Because the production of most of your sculptures, photographic and installation work is outsourced to specialists.
Right. Even if I take the photograph myself, or I direct somebody else, I have no one way to go to where I want to go. That is a discovery process for me. For example when I was working with Isabelle Huppert for Portrait of an Image, I knew what I wanted, but I didn't know what it looked like. But I knew Isabelle wanted me to tell her how I wanted her to look, which I didn't want to do. And that's often the reality of things that I'm working on, that the “what it looks like” bit only comes in after the exploration, in a sense. It evolves out of the exploration. To have that option kept open until the very end or close to the end is very high risk for me. But then again, in my work, things do come to an end. They don't they don't just keep going on.
“There's always a difference between what you think you've done, and what you've done.”
Is it important to you that they come to an end?
Yes, and that’s something to do with my nature. For instance, the When Dickinson Shut Her Eyes series, although it took many different forms… I’m finished. I feel comfortable with that body of work as a whole. The glass work is finished. I don't feel a need to continue going forward with it. I think it's on its own now in the world. But even with the drawings, I still need to personally see them in an installation to understand what I'm doing. I can't really move forward in my work until I see, I experience, what I've actually done. Because there's always a difference between what you think you've done, and what you've done. But ultimately it's more the idea that you're going from one thing that maybe doesn't have any visual relationship to another thing. Visual consistency is not something I'm known for.

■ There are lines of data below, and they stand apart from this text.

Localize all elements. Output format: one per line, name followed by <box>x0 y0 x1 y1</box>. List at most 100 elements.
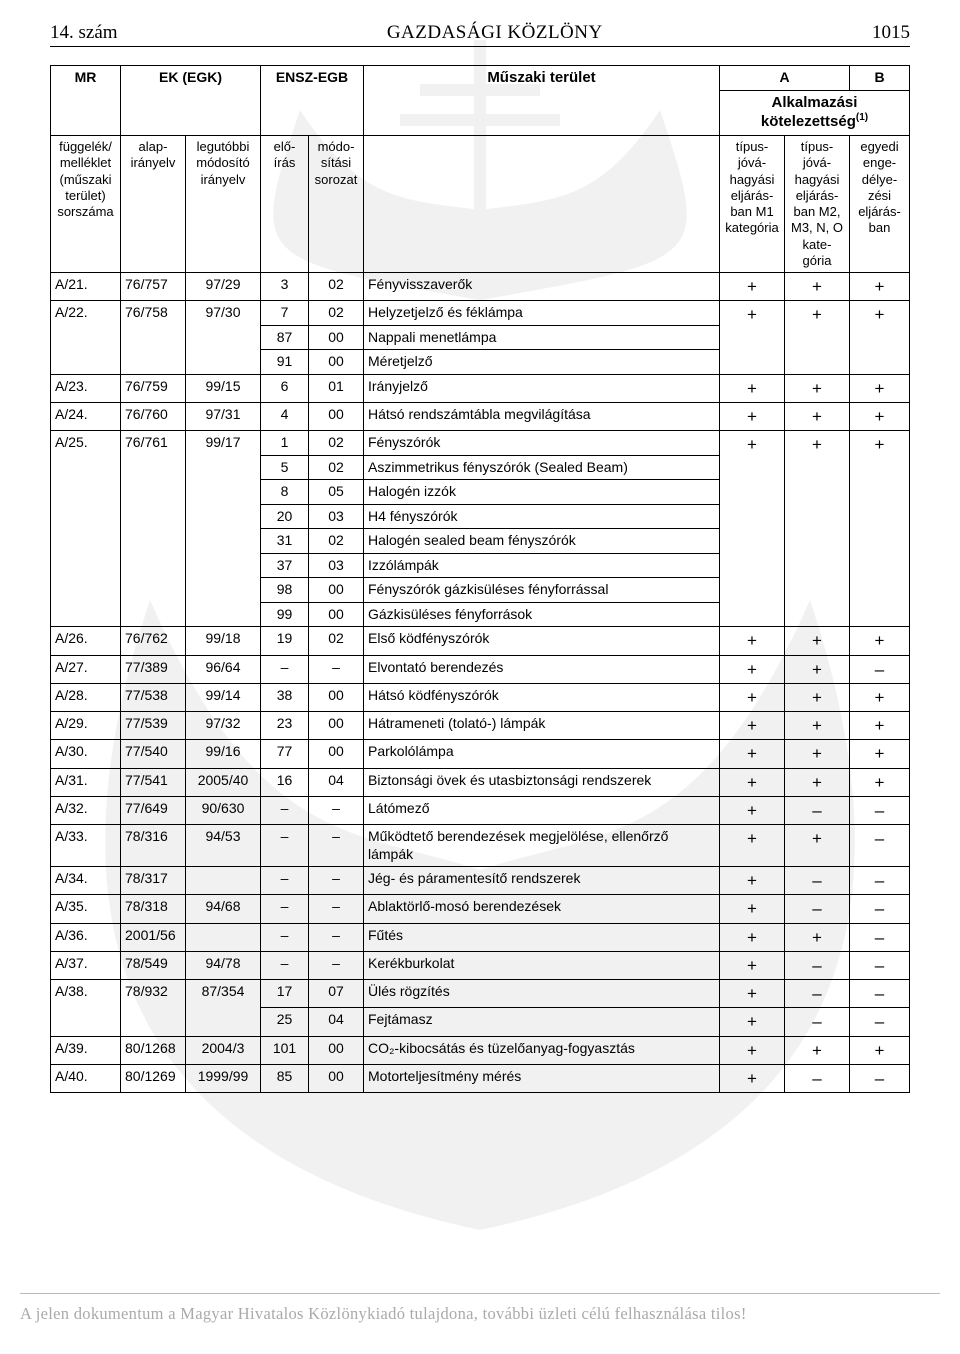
cell: 31 <box>261 529 309 554</box>
cell: + <box>720 374 785 402</box>
cell: A/36. <box>51 923 121 951</box>
cell: – <box>309 895 364 923</box>
cell: CO₂-kibocsátás és tüzelőanyag-fogyasztás <box>364 1036 720 1064</box>
cell: – <box>850 825 910 867</box>
cell: 00 <box>309 1064 364 1092</box>
cell: + <box>850 768 910 796</box>
cell: Fényszórók <box>364 431 720 456</box>
cell: Méretjelző <box>364 350 720 375</box>
cell: 7 <box>261 301 309 326</box>
table-row: A/32.77/64990/630––Látómező+–– <box>51 796 910 824</box>
cell: Hátrameneti (tolató-) lámpák <box>364 712 720 740</box>
table-row: A/25.76/76199/17102Fényszórók+++ <box>51 431 910 456</box>
cell: 02 <box>309 431 364 456</box>
cell: + <box>720 655 785 683</box>
cell: 76/758 <box>121 301 186 375</box>
cell: 97/30 <box>186 301 261 375</box>
cell: 87/354 <box>186 980 261 1037</box>
cell: + <box>785 712 850 740</box>
sub-h3: elő-írás <box>261 136 309 273</box>
cell: 76/760 <box>121 403 186 431</box>
cell: 99/16 <box>186 740 261 768</box>
cell: + <box>720 980 785 1008</box>
cell: Jég- és páramentesítő rendszerek <box>364 867 720 895</box>
cell: A/30. <box>51 740 121 768</box>
sub-h0: függelék/ melléklet (műszaki terület) so… <box>51 136 121 273</box>
cell: 97/29 <box>186 273 261 301</box>
cell: – <box>261 951 309 979</box>
cell: – <box>850 1064 910 1092</box>
cell: 77/389 <box>121 655 186 683</box>
table-row: A/33.78/31694/53––Működtető berendezések… <box>51 825 910 867</box>
cell: A/29. <box>51 712 121 740</box>
cell: – <box>785 796 850 824</box>
cell: – <box>261 895 309 923</box>
table-row: A/30.77/54099/167700Parkolólámpa+++ <box>51 740 910 768</box>
sub-h7: típus-jóvá-hagyási eljárás-ban M2, M3, N… <box>785 136 850 273</box>
cell: Fényszórók gázkisüléses fényforrással <box>364 578 720 603</box>
cell: Halogén sealed beam fényszórók <box>364 529 720 554</box>
table-row: A/24.76/76097/31400Hátsó rendszámtábla m… <box>51 403 910 431</box>
cell: – <box>850 655 910 683</box>
cell: 94/53 <box>186 825 261 867</box>
cell: 00 <box>309 683 364 711</box>
cell: A/32. <box>51 796 121 824</box>
cell: + <box>720 683 785 711</box>
cell: 38 <box>261 683 309 711</box>
cell: Hátsó ködfényszórók <box>364 683 720 711</box>
cell: 04 <box>309 1008 364 1036</box>
cell: A/31. <box>51 768 121 796</box>
cell: 77 <box>261 740 309 768</box>
table-row: A/39.80/12682004/310100CO₂-kibocsátás és… <box>51 1036 910 1064</box>
cell: A/27. <box>51 655 121 683</box>
table-row: A/21.76/75797/29302Fényvisszaverők+++ <box>51 273 910 301</box>
cell: Fejtámasz <box>364 1008 720 1036</box>
cell: Izzólámpák <box>364 553 720 578</box>
cell: 97/32 <box>186 712 261 740</box>
table-row: A/29.77/53997/322300Hátrameneti (tolató-… <box>51 712 910 740</box>
cell: Irányjelző <box>364 374 720 402</box>
cell: 25 <box>261 1008 309 1036</box>
cell: 3 <box>261 273 309 301</box>
cell: Nappali menetlámpa <box>364 325 720 350</box>
cell: – <box>850 796 910 824</box>
table-row: A/22.76/75897/30702Helyzetjelző és féklá… <box>51 301 910 326</box>
cell: 80/1269 <box>121 1064 186 1092</box>
cell: – <box>850 951 910 979</box>
cell: Biztonsági övek és utasbiztonsági rendsz… <box>364 768 720 796</box>
cell: 00 <box>309 578 364 603</box>
cell: + <box>720 627 785 655</box>
cell: – <box>309 951 364 979</box>
cell: + <box>720 951 785 979</box>
cell: + <box>720 431 785 627</box>
cell: 02 <box>309 627 364 655</box>
cell: 96/64 <box>186 655 261 683</box>
cell: + <box>720 923 785 951</box>
sub-h2: legutóbbi módosító irányelv <box>186 136 261 273</box>
cell: Hátsó rendszámtábla megvilágítása <box>364 403 720 431</box>
sub-h5 <box>364 136 720 273</box>
cell: 99/14 <box>186 683 261 711</box>
cell: Gázkisüléses fényforrások <box>364 602 720 627</box>
footer-note: A jelen dokumentum a Magyar Hivatalos Kö… <box>20 1293 940 1324</box>
cell: – <box>785 980 850 1008</box>
table-row: A/28.77/53899/143800Hátsó ködfényszórók+… <box>51 683 910 711</box>
cell: 01 <box>309 374 364 402</box>
cell: 97/31 <box>186 403 261 431</box>
cell: A/38. <box>51 980 121 1037</box>
table-row: A/38.78/93287/3541707Ülés rögzítés+–– <box>51 980 910 1008</box>
cell: + <box>785 825 850 867</box>
cell: 00 <box>309 325 364 350</box>
cell: 76/759 <box>121 374 186 402</box>
table-row: A/31.77/5412005/401604Biztonsági övek és… <box>51 768 910 796</box>
table-row: A/35.78/31894/68––Ablaktörlő-mosó berend… <box>51 895 910 923</box>
cell: – <box>785 1008 850 1036</box>
cell: 00 <box>309 740 364 768</box>
cell: H4 fényszórók <box>364 504 720 529</box>
cell: 98 <box>261 578 309 603</box>
cell: Elvontató berendezés <box>364 655 720 683</box>
cell: A/37. <box>51 951 121 979</box>
cell: 6 <box>261 374 309 402</box>
cell: + <box>785 403 850 431</box>
sub-h4: módo-sítási sorozat <box>309 136 364 273</box>
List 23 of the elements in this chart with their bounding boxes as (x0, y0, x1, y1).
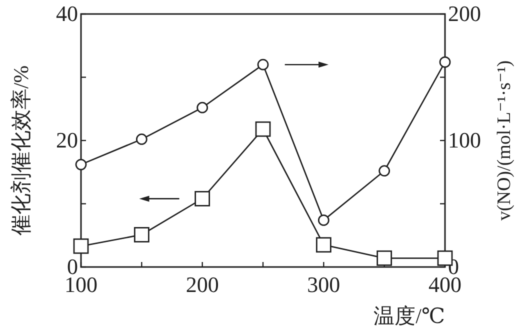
x-axis-title: 温度/℃ (374, 304, 445, 328)
point (316, 237, 332, 253)
y-axis-title: 催化剂催化效率/% (9, 65, 33, 236)
point (439, 56, 451, 68)
y2-tick-label: 100 (448, 128, 481, 152)
point (318, 214, 330, 226)
point (136, 134, 148, 145)
point (75, 158, 87, 170)
point (257, 58, 269, 70)
y-tick-label: 20 (56, 128, 78, 152)
point (376, 250, 392, 266)
y-tick-label: 0 (67, 254, 78, 279)
point (378, 165, 390, 177)
x-tick-label: 300 (307, 272, 340, 297)
y-tick-label: 40 (56, 1, 78, 26)
point (194, 190, 210, 206)
point (134, 227, 150, 242)
y2-axis-title: v(NO)/(mol·L⁻¹·s⁻¹) (494, 60, 515, 221)
x-tick-label: 200 (186, 272, 219, 297)
y2-tick-label: 200 (448, 1, 481, 26)
point (73, 238, 89, 254)
point (255, 121, 271, 137)
point (196, 102, 208, 114)
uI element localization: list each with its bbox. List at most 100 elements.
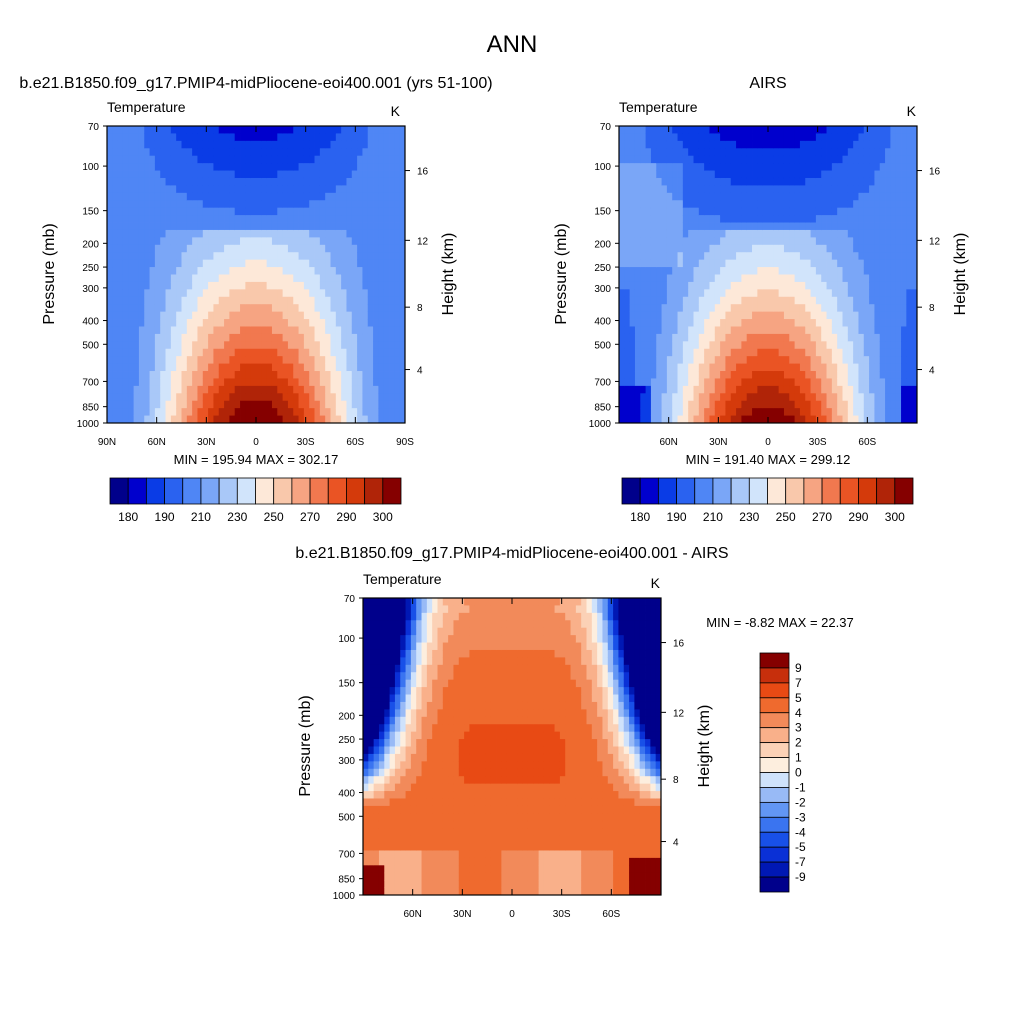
heatmap-cell bbox=[383, 348, 390, 357]
heatmap-cell bbox=[863, 259, 870, 268]
heatmap-cell bbox=[245, 140, 252, 149]
heatmap-cell bbox=[400, 620, 406, 629]
heatmap-cell bbox=[346, 341, 353, 350]
heatmap-cell bbox=[107, 296, 113, 305]
heatmap-cell bbox=[682, 222, 689, 231]
heatmap-cell bbox=[394, 776, 401, 785]
heatmap-cell bbox=[309, 267, 315, 275]
heatmap-cell bbox=[107, 170, 113, 179]
heatmap-cell bbox=[351, 415, 358, 424]
heatmap-cell bbox=[335, 267, 342, 275]
heatmap-cell bbox=[762, 319, 769, 327]
heatmap-cell bbox=[112, 237, 119, 246]
heatmap-cell bbox=[895, 326, 902, 335]
heatmap-cell bbox=[725, 259, 732, 268]
heatmap-cell bbox=[138, 237, 145, 246]
heatmap-cell bbox=[847, 326, 854, 335]
heatmap-cell bbox=[213, 400, 220, 409]
heatmap-cell bbox=[778, 371, 785, 379]
heatmap-cell bbox=[725, 304, 732, 313]
heatmap-cell bbox=[901, 408, 907, 416]
heatmap-cell bbox=[720, 170, 726, 179]
heatmap-cell bbox=[831, 259, 838, 268]
heatmap-cell bbox=[202, 274, 209, 283]
panel2-colorbar: 180 190 210 230 250 270 290 300 bbox=[621, 477, 914, 524]
heatmap-cell bbox=[874, 155, 881, 164]
heatmap-cell bbox=[192, 341, 198, 350]
heatmap-cell bbox=[271, 304, 278, 313]
heatmap-cell bbox=[634, 378, 641, 387]
heatmap-cell bbox=[282, 326, 289, 335]
heatmap-cell bbox=[619, 207, 625, 216]
heatmap-cell bbox=[709, 408, 716, 416]
heatmap-cell bbox=[799, 341, 806, 350]
heatmap-cell bbox=[197, 229, 204, 238]
heatmap-cell bbox=[160, 185, 166, 194]
heatmap-cell bbox=[826, 378, 833, 387]
heatmap-cell bbox=[752, 371, 758, 379]
heatmap-cell bbox=[619, 341, 625, 350]
heatmap-cell bbox=[351, 259, 358, 268]
heatmap-cell bbox=[794, 274, 801, 283]
heatmap-cell bbox=[661, 133, 668, 142]
heatmap-cell bbox=[394, 679, 401, 688]
heatmap-cell bbox=[128, 319, 135, 327]
heatmap-cell bbox=[384, 694, 391, 703]
heatmap-cell bbox=[677, 356, 684, 364]
heatmap-cell bbox=[176, 393, 182, 402]
heatmap-cell bbox=[192, 378, 198, 387]
heatmap-cell bbox=[117, 140, 124, 149]
heatmap-cell bbox=[357, 363, 363, 372]
heatmap-cell bbox=[879, 341, 886, 350]
heatmap-cell bbox=[378, 857, 385, 866]
heatmap-cell bbox=[837, 326, 843, 335]
heatmap-cell bbox=[384, 843, 391, 851]
heatmap-cell bbox=[704, 126, 710, 134]
heatmap-cell bbox=[672, 363, 678, 372]
heatmap-cell bbox=[303, 348, 310, 357]
heatmap-cell bbox=[645, 341, 652, 350]
heatmap-cell bbox=[394, 348, 401, 357]
heatmap-cell bbox=[619, 385, 625, 394]
heatmap-cell bbox=[656, 385, 662, 394]
heatmap-cell bbox=[165, 200, 172, 209]
heatmap-cell bbox=[741, 341, 748, 350]
heatmap-cell bbox=[895, 371, 902, 379]
heatmap-cell bbox=[282, 363, 289, 372]
heatmap-cell bbox=[373, 237, 379, 246]
heatmap-cell bbox=[810, 348, 817, 357]
heatmap-cell bbox=[389, 163, 395, 171]
heatmap-cell bbox=[869, 304, 875, 313]
heatmap-cell bbox=[357, 408, 363, 416]
heatmap-cell bbox=[271, 289, 278, 298]
heatmap-cell bbox=[224, 311, 230, 320]
heatmap-cell bbox=[208, 148, 214, 157]
heatmap-cell bbox=[138, 259, 145, 268]
heatmap-cell bbox=[826, 170, 833, 179]
heatmap-cell bbox=[394, 289, 401, 298]
heatmap-cell bbox=[634, 319, 641, 327]
heatmap-cell bbox=[346, 289, 353, 298]
heatmap-cell bbox=[720, 393, 726, 402]
heatmap-cell bbox=[303, 333, 310, 342]
heatmap-cell bbox=[170, 348, 177, 357]
heatmap-cell bbox=[757, 400, 764, 409]
heatmap-cell bbox=[282, 163, 289, 171]
heatmap-cell bbox=[138, 267, 145, 275]
heatmap-cell bbox=[378, 326, 385, 335]
heatmap-cell bbox=[362, 326, 369, 335]
heatmap-cell bbox=[394, 222, 401, 231]
heatmap-cell bbox=[170, 356, 177, 364]
heatmap-cell bbox=[400, 664, 406, 673]
right-tick-label: 16 bbox=[417, 167, 429, 178]
heatmap-cell bbox=[319, 200, 326, 209]
heatmap-cell bbox=[298, 148, 305, 157]
heatmap-cell bbox=[682, 244, 689, 253]
heatmap-cell bbox=[368, 605, 375, 614]
heatmap-cell bbox=[847, 281, 854, 290]
heatmap-cell bbox=[170, 363, 177, 372]
heatmap-cell bbox=[394, 820, 401, 829]
heatmap-cell bbox=[815, 215, 822, 223]
heatmap-cell bbox=[112, 244, 119, 253]
heatmap-cell bbox=[240, 348, 246, 357]
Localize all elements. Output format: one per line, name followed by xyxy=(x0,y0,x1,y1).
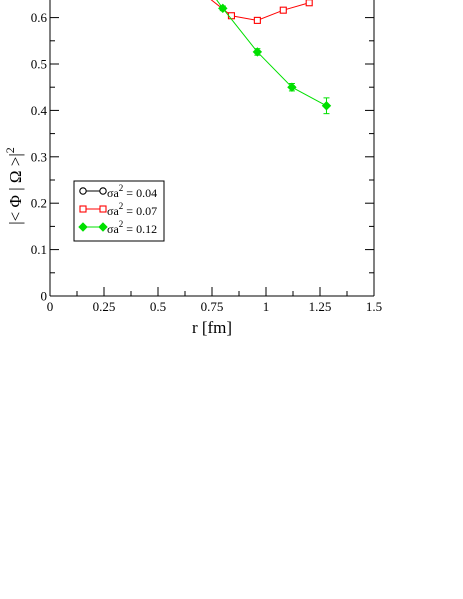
legend-entry: σa2 = 0.07 xyxy=(79,201,157,218)
x-tick-label: 1.5 xyxy=(366,299,382,314)
y-tick-label: 0.1 xyxy=(31,242,47,257)
legend-label: σa2 = 0.04 xyxy=(107,183,157,200)
legend-label-sup: 2 xyxy=(119,201,124,211)
x-tick-label: 1 xyxy=(263,299,270,314)
y-tick-label: 0.3 xyxy=(31,149,47,164)
legend-marker xyxy=(79,205,87,213)
x-axis-title: r [fm] xyxy=(192,318,232,337)
legend-label-prefix: σa xyxy=(107,222,119,236)
legend-label-suffix: = 0.12 xyxy=(123,222,157,236)
legend-label-sup: 2 xyxy=(119,219,124,229)
x-tick-label: 0.25 xyxy=(93,299,116,314)
data-point xyxy=(227,12,235,20)
plot-frame xyxy=(49,0,375,297)
legend-entry: σa2 = 0.12 xyxy=(78,219,157,236)
data-series xyxy=(210,0,332,115)
data-point xyxy=(218,3,228,14)
y-tick-label: 0.2 xyxy=(31,196,47,211)
legend-label-sup: 2 xyxy=(119,183,124,193)
y-axis-title: |< Φ | Ω >|2 xyxy=(3,147,25,224)
y-tick-label: 0.6 xyxy=(31,10,48,25)
x-tick-label: 0 xyxy=(47,299,54,314)
y-axis-title-text: |< Φ | Ω >| xyxy=(6,153,25,224)
x-tick-label: 1.25 xyxy=(309,299,332,314)
legend-label-suffix: = 0.04 xyxy=(123,186,157,200)
data-point xyxy=(253,16,261,24)
y-tick-label: 0.5 xyxy=(31,57,47,72)
legend-label: σa2 = 0.07 xyxy=(107,201,157,218)
data-point xyxy=(321,101,332,111)
y-tick-label: 0.4 xyxy=(31,103,48,118)
legend-marker xyxy=(78,222,88,232)
legend-label: σa2 = 0.12 xyxy=(107,219,157,236)
legend-label-suffix: = 0.07 xyxy=(123,204,157,218)
x-tick-label: 0.5 xyxy=(150,299,166,314)
legend-entry: σa2 = 0.04 xyxy=(79,183,157,200)
x-tick-label: 0.75 xyxy=(201,299,224,314)
data-point xyxy=(279,6,287,14)
series-3 xyxy=(216,0,332,115)
legend-marker xyxy=(79,187,87,195)
series-line xyxy=(216,0,327,107)
data-point xyxy=(252,47,263,57)
legend-label-prefix: σa xyxy=(107,186,119,200)
axis-ticks: 00.250.50.7511.251.500.10.20.30.40.50.60… xyxy=(31,10,382,314)
data-point xyxy=(305,0,313,7)
y-tick-label: 0 xyxy=(41,289,48,304)
data-point xyxy=(287,82,297,92)
legend-marker xyxy=(99,205,107,213)
legend-marker xyxy=(98,222,108,232)
y-axis-title-sup: 2 xyxy=(3,147,17,153)
series-line xyxy=(210,0,310,21)
series-2 xyxy=(210,0,313,24)
legend-marker xyxy=(99,187,107,195)
legend-label-prefix: σa xyxy=(107,204,119,218)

Lawrence Weiner says that everyone wants to make sense out of the body of an artist’s work but in fact it’s not supposed to make sense, it’s supposed to have meaning.
That’s right! The rational is not really a place to look for answers or resolution in art, that is definitely in conflict with the energy that one brings to it — or I bring to it. (Laughs) I guess that I've never really felt it important. I try not to do anything that isn't necessary. I don't do things beyond my need to do it. Once I lose that need, I stop. And I think that necessity of it — that's a very complex motivation that is harboured in one's life, or it isn't.